Car thieves in Malaysia have gone high-tech, using device to unlock car with keyless entry: Report


PETALING JAYA (THE STAR/ASIA NEWS NETWORK) - Owners of cars using the keyless entry system are at risk of having their vehicles stolen in minutes by a frequency-hacking device that is available in Malaysia.

The device, which costs about RM150 (S$50) and can be obtained online or at some electronics stores, can unlock a car and start its engine by hacking its radio frequency identification (RFID) information.

A source said the device could unlock almost any car with keyless entry.

Car thieves have recruited hackers to install the required software onto their laptops and teach them how to operate the device, according to the source.

"Some local hackers have been approached to offer their services to members of the car theft syndicate," the source added.

There are three ways to steal the encryption code to unlock these vehicles.

"The device has to be attached to a computer and run with simple frequency monitoring software, which can be downloaded for free from the Internet.

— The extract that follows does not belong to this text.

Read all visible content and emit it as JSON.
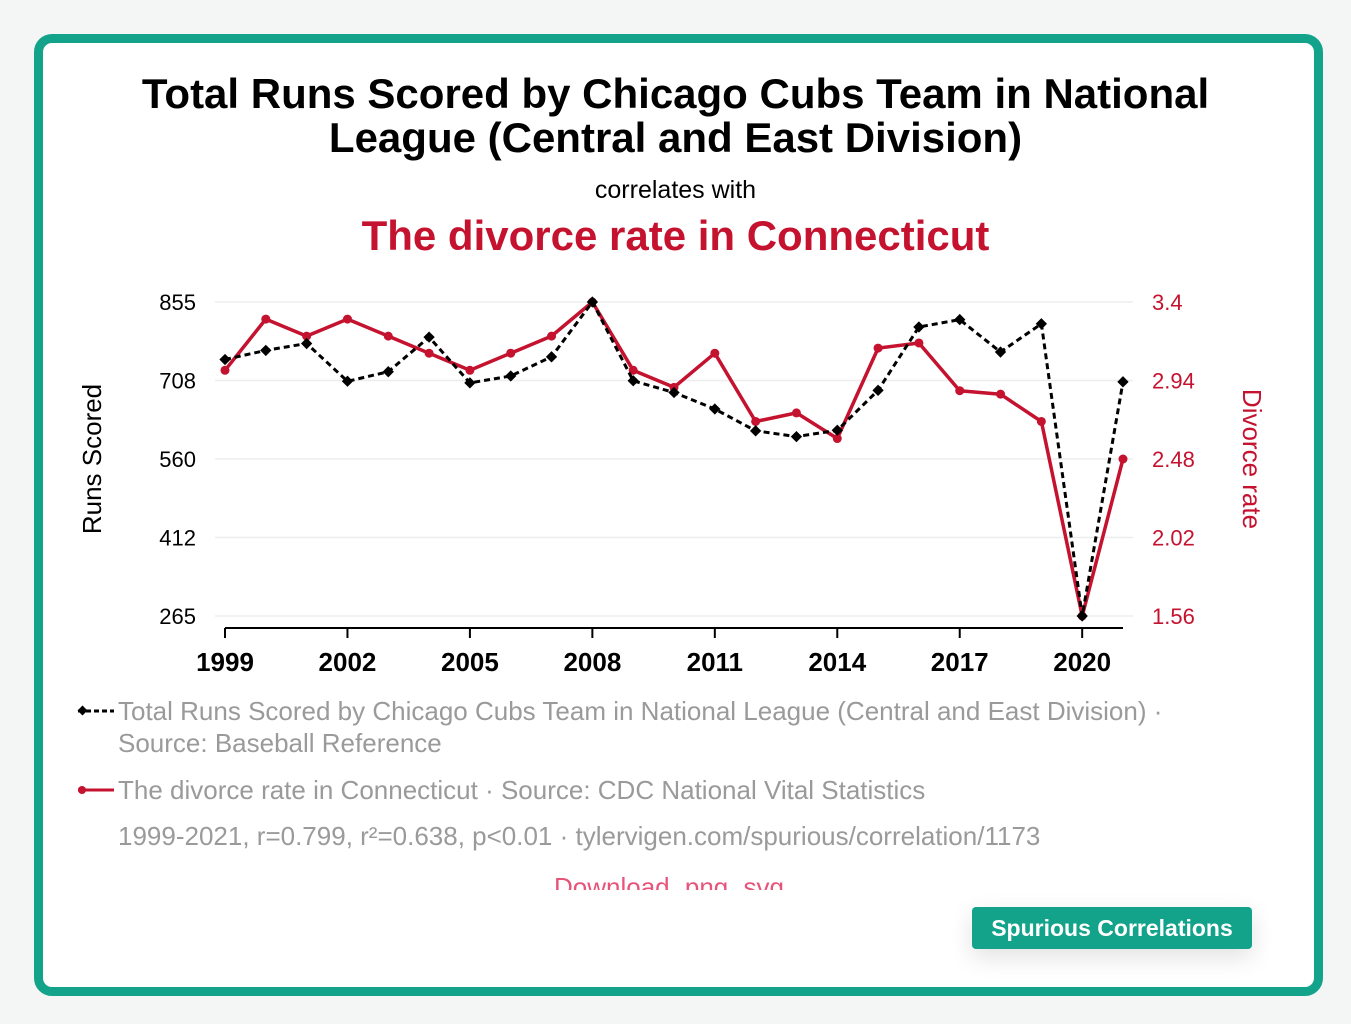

"The software reads the frequency transmitted between the remote key and car system.

"It can capture the frequency code used to lock the car. At the same time, it decrypts the rolling codes transmitted back by the car to the remote key, to unlock the vehicle," the source explained.

The other method is by "attacking" the car system. The hacking device broadcasts a signal mimicking the remote, tricking the car system into responding with a rolling code.

The device captures the code and decrypts it to unlock the vehicle.

The source said the process could just take a few minutes, depending on the hackers' code database.

"Thieves have also been known to steal the code from the remote key by broadcasting a radio signal to it.

"This emulates the car communicating with the key, which will automatically send a response.

"The car thieves will then capture and decrypt the frequency transmitted from the key and pair it with the car's locking system to unlock the vehicle," the source said.

Many keyless entry systems also included a remote keyless ignition system. As such, when thieves unlock the vehicle, they can also start the car, the source noted.

Remote keyless ignition uses a push button to start the car, not a physical key.

Munich-based Allgemeiner Deutscher Automobil-Club (ADAC), the largest auto club in Europe, recently said 110 models from 27 different manufacturers were at risk of being stolen based on the keyless system they used.

In a test conducted by the club, which has 19 million members, the cars were easily "stolen" using the frequency-hacking device.

An ADAC report said they were not only able to unlock the vehicles, but also start them with ease.

"To date, car manufacturers have yet to find a foolproof solution to beat these car thieves," the ADAC findings concluded.

A police spokesman said they were aware of this high-tech method.

"Car owners should take extra precautions like installing GPS tracking devices or use steering or gear locks to deter thieves," he said.

He added that keyless entry was impressive, but nothing beats a good physical lock, which made it much harder for thieves.

Statistics of such thefts are not available in Malaysia.

However, according to RAC Ltd, a British automotive services company, the number of thefts reported to 40 police stations in England and Wales rose from 65,783 vehicles in 2013 to 85,688 in 2016.

RAC's data indicated that the 30 per cent increase was attributed to thieves using the frequency-hacking method to break into cars.

Automotive industry insiders believed the good old way of securing cars - using manual keys and locks - was still effective in preventing vehicle theft.

A spokesman for a carmaker said the longer time taken to steal vehicles with old-fashioned locks discouraged thieves.

Owners are also encouraged to use anti-theft devices such as steering locks, immobilisers, motion sensors and top-grade alarms.

The spokesman said a good tracking device in a vehicle would also be of great help in the event of a theft.

A car owner, who gave his name only as Lee, said he suspected thieves used this method to steal his car.

"Five other friends lost their vehicles within two months of my car being stolen," he said.

"I believe the thieves used a computer or gadget to open the car doors," he said, adding that his car used push-button ignition.

He said the thieves also deactivated the alarm when unlocking his luxury car.